Network visualizations come to life when they are combined with other data describing the vertices and edges. NodeXL supports vertex and edge labels. Three types of vertex labels can be used including: (1) adjacent labels that appear next to vertices on the graph, (2) shape labels that replace the vertex with the label, and (3) tooltip labels that only appear when mousing over a vertex. Label position, color, font type, etc. can be customized using label options. Labeling best practices are provided. Many visual properties can be mapped onto vertices including color, shape (including labels and images), size, and opacity. Visual properties for edges include color, width, style, and opacity. Features such as Autofill Columns and built-in Excel formulas can be used to enter data into the Visual Properties fields automatically. Best practices for creating meaningful network visualizations are provided. This chapter illustrates these principles using the ABCD Network.

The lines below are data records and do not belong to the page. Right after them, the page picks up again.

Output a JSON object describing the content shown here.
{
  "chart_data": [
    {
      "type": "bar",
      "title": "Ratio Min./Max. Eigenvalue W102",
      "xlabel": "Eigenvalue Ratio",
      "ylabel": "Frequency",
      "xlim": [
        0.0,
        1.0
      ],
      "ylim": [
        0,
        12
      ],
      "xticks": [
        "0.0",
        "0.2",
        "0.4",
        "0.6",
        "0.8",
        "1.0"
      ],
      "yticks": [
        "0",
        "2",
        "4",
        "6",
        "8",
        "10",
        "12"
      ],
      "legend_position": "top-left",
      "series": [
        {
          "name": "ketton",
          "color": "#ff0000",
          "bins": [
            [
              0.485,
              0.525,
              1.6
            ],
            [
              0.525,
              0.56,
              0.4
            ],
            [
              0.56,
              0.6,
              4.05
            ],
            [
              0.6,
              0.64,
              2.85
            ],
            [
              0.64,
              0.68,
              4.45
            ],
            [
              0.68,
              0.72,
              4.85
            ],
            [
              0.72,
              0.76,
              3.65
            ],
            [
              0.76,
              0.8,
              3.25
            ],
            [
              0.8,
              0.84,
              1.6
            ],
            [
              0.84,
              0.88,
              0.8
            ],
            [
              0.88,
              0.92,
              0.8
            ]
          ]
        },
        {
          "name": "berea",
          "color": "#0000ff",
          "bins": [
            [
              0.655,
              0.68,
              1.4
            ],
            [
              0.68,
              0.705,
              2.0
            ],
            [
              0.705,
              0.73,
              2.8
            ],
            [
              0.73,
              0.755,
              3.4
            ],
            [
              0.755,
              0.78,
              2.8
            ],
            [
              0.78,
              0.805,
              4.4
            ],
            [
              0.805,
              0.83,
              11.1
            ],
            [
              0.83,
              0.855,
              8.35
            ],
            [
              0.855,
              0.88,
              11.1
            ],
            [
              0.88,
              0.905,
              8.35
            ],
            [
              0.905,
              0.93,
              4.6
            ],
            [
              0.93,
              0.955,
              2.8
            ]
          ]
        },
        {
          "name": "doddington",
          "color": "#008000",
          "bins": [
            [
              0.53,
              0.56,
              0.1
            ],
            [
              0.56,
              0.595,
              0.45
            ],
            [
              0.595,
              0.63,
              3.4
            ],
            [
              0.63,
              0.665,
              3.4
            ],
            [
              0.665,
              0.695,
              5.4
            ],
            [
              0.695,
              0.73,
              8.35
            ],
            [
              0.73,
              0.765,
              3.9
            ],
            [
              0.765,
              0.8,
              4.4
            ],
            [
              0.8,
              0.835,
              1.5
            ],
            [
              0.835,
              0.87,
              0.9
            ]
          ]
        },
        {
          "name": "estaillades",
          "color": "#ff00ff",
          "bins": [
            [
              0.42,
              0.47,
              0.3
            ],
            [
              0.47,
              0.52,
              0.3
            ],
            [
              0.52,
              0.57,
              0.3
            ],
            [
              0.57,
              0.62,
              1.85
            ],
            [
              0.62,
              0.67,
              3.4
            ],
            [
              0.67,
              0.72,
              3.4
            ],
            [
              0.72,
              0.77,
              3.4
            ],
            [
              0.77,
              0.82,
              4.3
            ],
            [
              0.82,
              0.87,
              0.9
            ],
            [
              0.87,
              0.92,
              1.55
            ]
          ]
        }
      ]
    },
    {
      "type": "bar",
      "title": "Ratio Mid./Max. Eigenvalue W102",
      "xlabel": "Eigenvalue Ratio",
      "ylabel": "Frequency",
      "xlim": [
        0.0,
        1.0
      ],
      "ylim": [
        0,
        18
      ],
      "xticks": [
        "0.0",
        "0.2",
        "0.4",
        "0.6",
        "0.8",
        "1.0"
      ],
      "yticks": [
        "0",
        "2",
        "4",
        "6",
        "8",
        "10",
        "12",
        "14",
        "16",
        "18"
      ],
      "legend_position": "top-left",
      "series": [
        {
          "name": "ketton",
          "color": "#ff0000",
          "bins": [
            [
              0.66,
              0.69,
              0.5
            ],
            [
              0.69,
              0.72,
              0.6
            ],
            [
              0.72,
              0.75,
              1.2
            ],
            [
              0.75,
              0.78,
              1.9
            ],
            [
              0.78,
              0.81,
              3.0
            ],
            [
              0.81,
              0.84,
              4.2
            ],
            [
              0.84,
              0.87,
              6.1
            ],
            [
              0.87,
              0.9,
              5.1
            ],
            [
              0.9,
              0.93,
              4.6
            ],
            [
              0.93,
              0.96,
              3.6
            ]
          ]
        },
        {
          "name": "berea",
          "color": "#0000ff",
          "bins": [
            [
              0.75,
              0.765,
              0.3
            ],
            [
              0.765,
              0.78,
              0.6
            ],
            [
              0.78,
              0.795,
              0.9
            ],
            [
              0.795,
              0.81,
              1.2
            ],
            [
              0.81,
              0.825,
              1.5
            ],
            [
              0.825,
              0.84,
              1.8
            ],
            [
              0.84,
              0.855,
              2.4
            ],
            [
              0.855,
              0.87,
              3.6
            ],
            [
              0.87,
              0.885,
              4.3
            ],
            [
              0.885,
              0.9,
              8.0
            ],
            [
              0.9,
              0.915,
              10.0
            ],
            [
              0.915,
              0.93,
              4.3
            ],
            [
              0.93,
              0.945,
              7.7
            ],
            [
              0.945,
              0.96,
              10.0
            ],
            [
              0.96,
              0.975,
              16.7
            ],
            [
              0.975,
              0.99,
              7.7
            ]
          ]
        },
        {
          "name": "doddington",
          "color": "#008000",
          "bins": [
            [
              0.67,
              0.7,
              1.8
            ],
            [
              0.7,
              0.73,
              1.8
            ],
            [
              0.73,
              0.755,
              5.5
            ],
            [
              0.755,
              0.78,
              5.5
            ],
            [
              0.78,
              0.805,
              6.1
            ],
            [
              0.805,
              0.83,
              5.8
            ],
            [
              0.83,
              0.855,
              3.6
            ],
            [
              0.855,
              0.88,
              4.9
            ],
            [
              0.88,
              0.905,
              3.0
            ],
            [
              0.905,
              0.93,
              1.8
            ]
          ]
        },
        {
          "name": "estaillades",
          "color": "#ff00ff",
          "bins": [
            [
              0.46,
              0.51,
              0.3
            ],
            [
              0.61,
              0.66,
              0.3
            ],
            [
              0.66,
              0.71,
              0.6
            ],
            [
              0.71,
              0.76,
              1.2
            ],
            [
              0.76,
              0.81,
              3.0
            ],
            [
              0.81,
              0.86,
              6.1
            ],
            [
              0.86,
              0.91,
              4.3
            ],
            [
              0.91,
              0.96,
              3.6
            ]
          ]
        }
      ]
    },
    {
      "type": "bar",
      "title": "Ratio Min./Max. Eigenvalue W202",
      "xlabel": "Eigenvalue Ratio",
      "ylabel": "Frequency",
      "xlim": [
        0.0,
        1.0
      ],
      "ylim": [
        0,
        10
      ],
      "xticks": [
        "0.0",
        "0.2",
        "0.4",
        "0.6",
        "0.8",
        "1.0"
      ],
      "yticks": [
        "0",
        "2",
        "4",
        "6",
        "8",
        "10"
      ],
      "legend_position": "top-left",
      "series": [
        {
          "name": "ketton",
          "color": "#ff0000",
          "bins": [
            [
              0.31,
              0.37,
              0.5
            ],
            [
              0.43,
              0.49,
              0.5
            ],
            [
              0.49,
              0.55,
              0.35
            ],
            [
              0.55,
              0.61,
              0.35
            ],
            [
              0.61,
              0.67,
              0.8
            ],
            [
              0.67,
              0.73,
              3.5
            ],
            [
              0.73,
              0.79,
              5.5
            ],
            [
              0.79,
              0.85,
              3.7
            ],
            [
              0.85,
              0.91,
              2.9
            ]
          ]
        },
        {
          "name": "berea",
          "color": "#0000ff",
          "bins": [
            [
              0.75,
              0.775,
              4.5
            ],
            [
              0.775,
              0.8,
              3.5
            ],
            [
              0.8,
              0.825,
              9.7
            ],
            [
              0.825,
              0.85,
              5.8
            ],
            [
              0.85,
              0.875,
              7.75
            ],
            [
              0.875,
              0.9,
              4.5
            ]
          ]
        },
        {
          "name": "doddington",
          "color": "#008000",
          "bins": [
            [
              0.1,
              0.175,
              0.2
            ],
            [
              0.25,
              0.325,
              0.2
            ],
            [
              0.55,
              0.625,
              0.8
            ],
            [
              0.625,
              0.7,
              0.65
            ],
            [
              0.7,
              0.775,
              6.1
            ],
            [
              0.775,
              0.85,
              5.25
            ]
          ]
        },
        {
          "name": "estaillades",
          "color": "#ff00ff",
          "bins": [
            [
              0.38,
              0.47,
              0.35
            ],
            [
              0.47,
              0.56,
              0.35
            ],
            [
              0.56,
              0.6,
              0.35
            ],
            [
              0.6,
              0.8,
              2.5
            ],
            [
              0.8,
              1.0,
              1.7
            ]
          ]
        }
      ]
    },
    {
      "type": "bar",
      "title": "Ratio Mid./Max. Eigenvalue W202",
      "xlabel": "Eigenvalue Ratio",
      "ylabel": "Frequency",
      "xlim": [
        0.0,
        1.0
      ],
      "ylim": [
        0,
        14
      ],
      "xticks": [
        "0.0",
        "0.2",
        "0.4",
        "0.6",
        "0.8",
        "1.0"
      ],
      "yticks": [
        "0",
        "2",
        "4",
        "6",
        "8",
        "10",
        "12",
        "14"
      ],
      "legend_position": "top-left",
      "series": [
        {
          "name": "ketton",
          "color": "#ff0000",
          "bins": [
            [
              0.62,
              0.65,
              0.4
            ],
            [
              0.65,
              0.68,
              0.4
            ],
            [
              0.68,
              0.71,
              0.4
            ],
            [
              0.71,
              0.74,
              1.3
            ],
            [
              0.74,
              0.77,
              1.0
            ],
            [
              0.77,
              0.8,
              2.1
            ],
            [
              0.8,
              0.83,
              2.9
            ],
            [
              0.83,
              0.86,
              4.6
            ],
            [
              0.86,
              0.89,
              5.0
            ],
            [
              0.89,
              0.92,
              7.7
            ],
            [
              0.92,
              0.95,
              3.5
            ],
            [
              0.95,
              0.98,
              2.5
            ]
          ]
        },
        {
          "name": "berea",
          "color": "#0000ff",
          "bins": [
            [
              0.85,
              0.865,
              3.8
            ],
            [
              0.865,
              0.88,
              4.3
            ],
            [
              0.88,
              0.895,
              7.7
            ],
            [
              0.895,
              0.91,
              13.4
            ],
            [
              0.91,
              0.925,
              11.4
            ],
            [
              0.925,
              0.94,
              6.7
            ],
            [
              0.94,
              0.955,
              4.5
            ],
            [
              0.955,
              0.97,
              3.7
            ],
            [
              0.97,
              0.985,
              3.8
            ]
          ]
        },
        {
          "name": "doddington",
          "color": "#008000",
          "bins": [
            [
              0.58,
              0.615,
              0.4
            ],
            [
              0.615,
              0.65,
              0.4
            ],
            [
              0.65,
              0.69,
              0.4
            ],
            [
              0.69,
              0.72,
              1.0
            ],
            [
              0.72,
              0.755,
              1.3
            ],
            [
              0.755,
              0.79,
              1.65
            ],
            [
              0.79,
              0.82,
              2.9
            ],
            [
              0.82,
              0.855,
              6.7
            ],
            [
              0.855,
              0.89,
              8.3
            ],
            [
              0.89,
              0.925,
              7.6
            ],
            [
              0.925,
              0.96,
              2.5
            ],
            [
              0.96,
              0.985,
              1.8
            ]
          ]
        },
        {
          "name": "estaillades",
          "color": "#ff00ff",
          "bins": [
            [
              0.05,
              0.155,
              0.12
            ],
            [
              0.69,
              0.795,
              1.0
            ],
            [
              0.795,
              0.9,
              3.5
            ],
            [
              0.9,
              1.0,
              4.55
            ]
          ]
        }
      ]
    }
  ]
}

Labeling; Visual attributes; Label position; Tooltip; Visual properties; Width; Style; Color; Opacity; Visibility; Autofill columns; Excel formulas
Network data is often accompanied by data or textual information that describes each vertex and edge. Attribute data describing each vertex in a network is often available, particularly for social media datasets. Vertex data often includes information about usernames, profile information (location, biography, hometown), number of friends/followers, number of posts, account creation date, etc. Data about each edge can also include information about the type of edge (reply-to; mention; follow), content of a message (tweet; email content), number of messages, etc. Additional data about each edge and vertex can come from calculated network metrics (Chapter 6), group properties (Chapter 7), or textual content (Chapter 8) as described in later chapters. Numerous insights can be revealed by integrating vertex and edge metadata into network visualizations through the use of labels and visual attributes such as vertex size, color, and opacity or edge width. NodeXL provides a variety of options to add custom labels to vertices and edges, as well as change visual attributes of vertices and edges. Network analysts become artists and communicators as they create custom visualizations aimed at accurately and effectively representing underlying data, while also inspiring viewers.
Labeling vertices and edges is essential to creating readable graphs. Advanced topic: Labeling best practices shows some best practices for effectively using labels.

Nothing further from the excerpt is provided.